The Army plans to overhaul its largest online education program following revelations that thousands of soldiers have openly cheated on exams to get promoted, an Army spokesman has told the Boston Globe.
Gen. William Wallace, the head of Army training, ordered the overhaul recently after an internal review confirmed the findings of a Globe investigation last year that revealed the training command knew as early as 1999 that cheating was widespread. The investigation revealed soldiers were obtaining exact copies of tests and answers for the more than 1,000 online correspondence courses.
Army officials hope the changes will deter soldiers from abusing the Army Correspondence Course Program to fraudulently rack up promotion points, the Globe reported.
More than 300,000 active-duty and reserve soldiers are enrolled, most below the rank of staff sergeant, according to the Army.
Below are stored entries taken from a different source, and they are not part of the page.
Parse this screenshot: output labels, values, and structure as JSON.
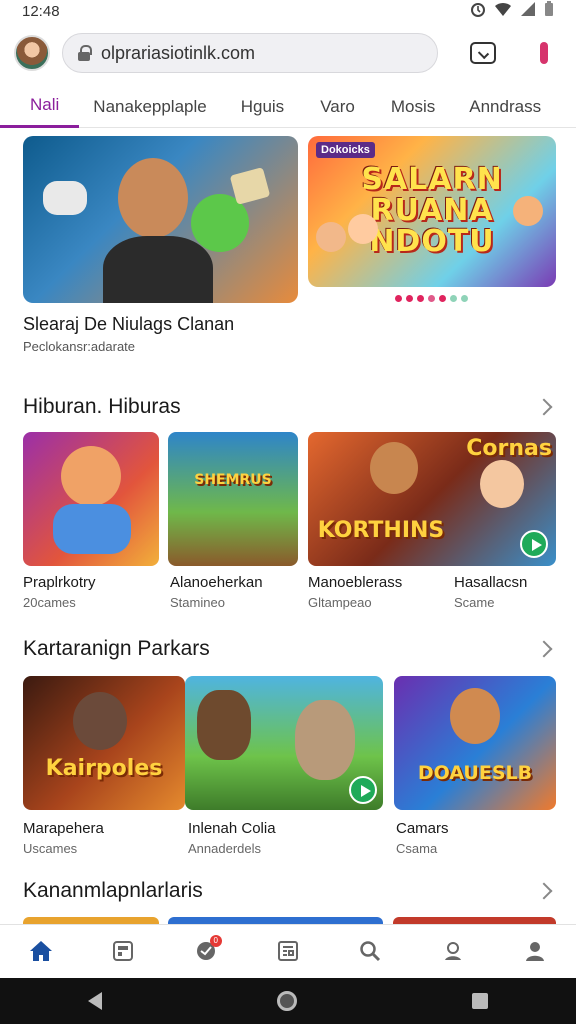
{
  "status_bar": {
    "time": "12:48"
  },
  "browser": {
    "url": "olprariasiotinlk.com"
  },
  "tabs": [
    {
      "label": "Nali",
      "active": true
    },
    {
      "label": "Nanakepplaple"
    },
    {
      "label": "Hguis"
    },
    {
      "label": "Varo"
    },
    {
      "label": "Mosis"
    },
    {
      "label": "Anndrass"
    }
  ],
  "hero": {
    "right_tag": "Dokoicks",
    "right_title": "SALARN RUANA NDOTU",
    "title": "Slearaj De Niulags Clanan",
    "subtitle": "Peclokansr:adarate",
    "dot_colors": [
      "#e0245e",
      "#e0245e",
      "#e0245e",
      "#e05a8a",
      "#e0245e",
      "#8fd3b8",
      "#8fd3b8"
    ]
  },
  "sections": [
    {
      "title": "Hiburan. Hiburas",
      "cards": [
        {
          "title": "Praplrkotry",
          "subtitle": "20cames",
          "art_text": ""
        },
        {
          "title": "Alanoeherkan",
          "subtitle": "Stamineo",
          "art_text": "SHEMRUS"
        },
        {
          "title": "Manoeblerass",
          "subtitle": "Gltampeao",
          "art_text": "KORTHINS"
        },
        {
          "title": "Hasallacsn",
          "subtitle": "Scame",
          "art_text": "Cornas"
        }
      ]
    },
    {
      "title": "Kartaranign Parkars",
      "cards": [
        {
          "title": "Marapehera",
          "subtitle": "Uscames",
          "art_text": "Kairpoles"
        },
        {
          "title": "Inlenah Colia",
          "subtitle": "Annaderdels",
          "art_text": ""
        },
        {
          "title": "Camars",
          "subtitle": "Csama",
          "art_text": "DOAUESLB"
        }
      ]
    },
    {
      "title": "Kananmlapnlarlaris"
    }
  ],
  "bottom_nav": [
    {
      "icon": "home-icon",
      "active": true
    },
    {
      "icon": "games-icon"
    },
    {
      "icon": "notifications-icon",
      "badge": "0"
    },
    {
      "icon": "news-icon"
    },
    {
      "icon": "search-icon"
    },
    {
      "icon": "location-icon"
    },
    {
      "icon": "profile-icon"
    }
  ],
  "colors": {
    "accent": "#8b1e9c",
    "nav_active": "#1a4fa0"
  }
}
Soldiers are warned before taking the tests that cheating is a violation of at least three articles in the Uniform Code of Military Justice, the paper reported.
Wallace ordered a review of the program after the Globe reported in December that the Army testing office at Fort Eustis in Virginia had data going back eight years showing thousands of soldiers had completed multiple tests — each worth dozens of credit hours — in a single day, indicating they had obtained the answers beforehand.
Meanwhile, the Army’s own computer records showed that many violators had downloaded the answers from a cheating Web site operated by a former Army sergeant immediately before logging into the official Army Training Support Center Web site to take their exam, the Globe wrote.